Even with all the disruptions of the onset of the pandemic, sales in 2020 ended at about 5.5 million. The next year, sales soared to over 6 million amid the frenzied market as mortgage rates sank in 2021. Then, sales dropped to 5 million in 2022 as the Federal Reserve began its historic campaign to rein in inflation, pushing mortgage rates higher. As mortgage rates hit 7.79% in October 2023, the highest in 23 years, sales sank again, to about 4 million.
But high mortgage rates aren’t entirely to blame for the deficit in transactions last year, said Lisa Sturtevant, chief economist at Bright Multiple Listing Service, in a statement Friday.
“The demand for housing — and homeownership, in particular — has remained high, despite higher rates,” she said. “Prospective homebuyers have been shut out of the market by a lack of inventory. If there had been more listings on the market in 2023, we would have had more home sales.”
New home construction slowed at the end of 2023
The annual pace of new home construction pulled back last month after soaring in November, despite a historic shortage of housing inventory and falling mortgage rates.
Housing starts came down by 4.3% in December compared to the previous month, according to data released Thursday by the Census Bureau.
Starts fell to a seasonally adjusted annual rate of 1.46 million units last month, dropping from November’s pace of 1.56 million.
Still, homebuilding has improved from a year ago, with housing starts up 7.6% from the rate of 1.357 million units in December 2022.
In other good news for expanding the inventory of homes, building permits ticked up in December, climbing 1.9% from November’s revised number to a seasonally adjusted annual rate of 1.467 million.
Permits were 6.1% higher than a year ago.
Even though construction starts slowed to end 2023, there are tailwinds with mortgage rates trending lower that will help construction this year, said Kelly Mangold of RCLCO Real Estate Consulting, in a statement.

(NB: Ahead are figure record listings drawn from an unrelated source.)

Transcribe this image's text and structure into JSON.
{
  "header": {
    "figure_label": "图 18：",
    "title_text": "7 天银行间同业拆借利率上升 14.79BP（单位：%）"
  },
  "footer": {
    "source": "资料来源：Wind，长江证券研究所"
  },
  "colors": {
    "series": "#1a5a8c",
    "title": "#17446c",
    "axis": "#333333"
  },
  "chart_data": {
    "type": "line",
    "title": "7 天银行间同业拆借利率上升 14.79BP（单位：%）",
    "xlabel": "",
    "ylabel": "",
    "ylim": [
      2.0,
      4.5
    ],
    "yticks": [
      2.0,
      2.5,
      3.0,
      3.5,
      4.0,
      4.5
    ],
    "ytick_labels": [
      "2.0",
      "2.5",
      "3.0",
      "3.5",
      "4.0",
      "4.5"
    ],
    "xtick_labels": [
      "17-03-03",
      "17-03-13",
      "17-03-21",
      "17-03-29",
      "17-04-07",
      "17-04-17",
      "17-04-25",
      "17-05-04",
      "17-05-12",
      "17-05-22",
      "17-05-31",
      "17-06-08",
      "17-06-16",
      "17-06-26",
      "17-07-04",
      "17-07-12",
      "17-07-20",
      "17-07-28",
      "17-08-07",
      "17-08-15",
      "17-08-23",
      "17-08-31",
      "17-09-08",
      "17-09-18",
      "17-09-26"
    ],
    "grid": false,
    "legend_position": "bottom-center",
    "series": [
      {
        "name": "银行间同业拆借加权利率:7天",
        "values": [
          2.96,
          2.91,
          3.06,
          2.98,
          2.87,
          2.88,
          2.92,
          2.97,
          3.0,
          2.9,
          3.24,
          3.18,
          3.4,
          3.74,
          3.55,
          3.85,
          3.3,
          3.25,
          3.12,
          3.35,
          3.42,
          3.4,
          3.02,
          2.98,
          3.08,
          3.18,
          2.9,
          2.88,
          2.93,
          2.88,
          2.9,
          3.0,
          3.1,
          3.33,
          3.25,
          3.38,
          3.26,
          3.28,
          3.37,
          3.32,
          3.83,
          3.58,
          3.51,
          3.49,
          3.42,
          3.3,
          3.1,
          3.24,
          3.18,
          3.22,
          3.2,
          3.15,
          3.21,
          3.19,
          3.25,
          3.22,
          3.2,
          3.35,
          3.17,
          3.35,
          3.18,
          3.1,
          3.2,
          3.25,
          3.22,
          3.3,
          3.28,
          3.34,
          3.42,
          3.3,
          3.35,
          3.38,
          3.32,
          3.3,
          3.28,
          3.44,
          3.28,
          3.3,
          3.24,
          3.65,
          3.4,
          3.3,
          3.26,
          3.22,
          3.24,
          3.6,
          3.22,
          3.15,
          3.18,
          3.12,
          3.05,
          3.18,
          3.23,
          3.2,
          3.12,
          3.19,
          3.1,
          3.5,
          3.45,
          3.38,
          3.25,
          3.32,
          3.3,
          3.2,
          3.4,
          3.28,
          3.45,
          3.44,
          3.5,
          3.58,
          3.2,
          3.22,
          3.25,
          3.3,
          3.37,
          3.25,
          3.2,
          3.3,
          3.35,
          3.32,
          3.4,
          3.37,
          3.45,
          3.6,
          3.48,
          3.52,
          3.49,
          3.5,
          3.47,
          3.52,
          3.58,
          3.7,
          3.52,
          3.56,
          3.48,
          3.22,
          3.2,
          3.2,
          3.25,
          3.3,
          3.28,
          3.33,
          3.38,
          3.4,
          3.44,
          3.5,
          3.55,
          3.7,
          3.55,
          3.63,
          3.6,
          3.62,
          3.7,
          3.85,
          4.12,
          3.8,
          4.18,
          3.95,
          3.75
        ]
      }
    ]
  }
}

RELATED: New home sales climb as builders and house hunters struggle to scrape up capital
While average mortgage rates have ticked higher the past few weeks, they have settled at around 6.6%, one full percentage point lower than last year’s peak of 7.79%, according to Freddie Mac. And they are expected to continue to fall slowly in 2024.

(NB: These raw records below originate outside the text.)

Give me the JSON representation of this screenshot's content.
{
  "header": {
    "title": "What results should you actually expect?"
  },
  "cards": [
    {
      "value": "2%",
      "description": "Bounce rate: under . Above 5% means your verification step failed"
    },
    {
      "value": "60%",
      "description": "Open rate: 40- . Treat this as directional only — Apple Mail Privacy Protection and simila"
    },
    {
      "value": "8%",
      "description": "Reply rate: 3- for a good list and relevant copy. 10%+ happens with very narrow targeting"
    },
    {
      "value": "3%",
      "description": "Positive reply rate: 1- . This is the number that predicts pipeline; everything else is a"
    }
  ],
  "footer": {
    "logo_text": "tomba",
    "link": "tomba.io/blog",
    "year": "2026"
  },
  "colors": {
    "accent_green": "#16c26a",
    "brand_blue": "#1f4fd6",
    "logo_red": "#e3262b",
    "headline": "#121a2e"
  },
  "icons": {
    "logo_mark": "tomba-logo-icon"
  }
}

Homebuilder sentiment in January is strong, according to a separate survey released on Wednesday, which showed optimism about the new construction market is the highest it has been since September.
New construction has benefited from the low inventory of homes on the resale market, where homeowners are reluctant to sell and give up their ultra-low mortgage rate for much higher prevailing rates. As mortgage rates come down, Mangold said, the resale market may become more active.

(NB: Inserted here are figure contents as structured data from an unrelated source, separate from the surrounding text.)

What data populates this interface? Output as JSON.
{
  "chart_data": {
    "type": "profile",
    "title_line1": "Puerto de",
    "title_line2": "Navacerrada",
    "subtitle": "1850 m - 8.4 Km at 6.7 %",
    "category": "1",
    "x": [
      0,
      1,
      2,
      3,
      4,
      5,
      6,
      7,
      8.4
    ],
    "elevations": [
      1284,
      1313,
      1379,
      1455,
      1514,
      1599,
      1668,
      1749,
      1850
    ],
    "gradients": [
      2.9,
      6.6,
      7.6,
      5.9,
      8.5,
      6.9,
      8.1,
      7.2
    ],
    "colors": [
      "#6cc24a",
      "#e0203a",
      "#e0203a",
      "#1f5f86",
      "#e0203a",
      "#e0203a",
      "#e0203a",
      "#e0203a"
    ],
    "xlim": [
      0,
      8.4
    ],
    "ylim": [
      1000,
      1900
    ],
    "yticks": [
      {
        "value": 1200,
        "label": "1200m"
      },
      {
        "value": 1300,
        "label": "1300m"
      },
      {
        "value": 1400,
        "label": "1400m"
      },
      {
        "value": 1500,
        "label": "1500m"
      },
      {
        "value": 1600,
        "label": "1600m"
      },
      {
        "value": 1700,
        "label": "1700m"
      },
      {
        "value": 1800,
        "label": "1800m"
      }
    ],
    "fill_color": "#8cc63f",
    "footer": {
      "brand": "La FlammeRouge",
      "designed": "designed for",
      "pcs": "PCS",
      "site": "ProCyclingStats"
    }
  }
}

“The resale market, which has been relatively silent in 2023, may provide increased competition to the new home market if rates decline to a point that potential sellers feel less locked in to their mortgage than they did in 2023,” she said.
Expectations of lower mortgage rates in 2024 are a boon to homebuyers who may have more home options to choose from in the coming year.
New construction home completions were at a seasonally adjusted annualized rate of 1.574 million, which is 8.7% above November and 13.2% above the completions a year ago.
“Looking ahead, buyers who have been sidelined in 2023 may enter the market in 2024 if conditions improve, and lower rates will bring increased affordability to buyers,” Mangold added.
Applications for mortgages to buy a newly built home were up 22% from a year ago, although they were down 4% in December from the month before, according to a separate survey released Thursday by the Mortgage Bankers Association.
“The low level of existing homes for sale continues to divert prospective buyers to newly built homes,” said Joel Kan, MBA’s vice president and deputy chief economist, in the survey’s release.
The average loan size for new homes increased from $390,049 in November to $405,368 in December.